Süleyman’ın Ölümü
“ Süleyman‘ın ölümüne hükmettiğimiz zaman, ancak değneğini yiyen kurt onun ölümünü cinlere fark ettirdi. 0 ölü olarak yere düşünce, ortaya çıktı ki, şayet cinler gaybı bilmiş olsalardı alçak düşüren bir azab içinde kalmazlardı.”(Sebe/14)

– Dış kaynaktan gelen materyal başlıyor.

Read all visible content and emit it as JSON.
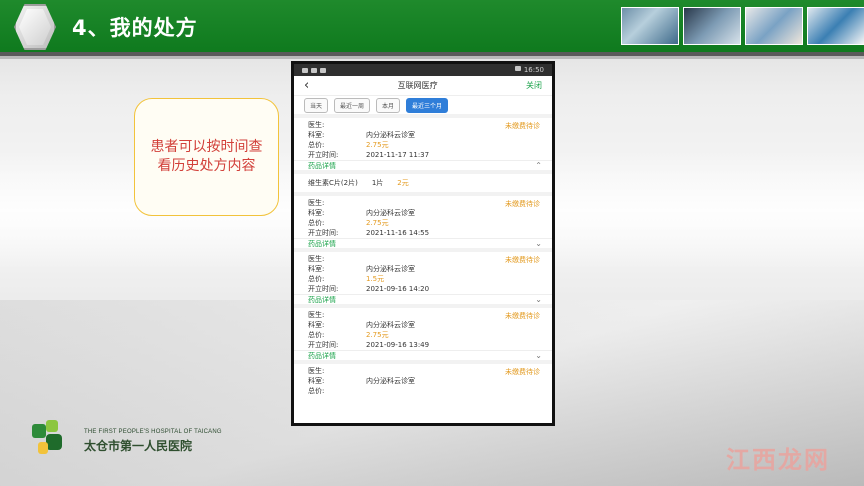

Süleyman @, babasından devraldığı hükümdarlığı adaletle; Allah’tan aldığı Resullüğü hak ile yerine getirip eceli geldiğinde vefat ettirilir. Emrindeki cinlerin bu olaydan haberleri olmaz. Dolayısıyla azab içinde hayatları devam eder. Eğer Süleyman’ın ölümünden haberleri olsalardı isyan eder kurtulurlardı.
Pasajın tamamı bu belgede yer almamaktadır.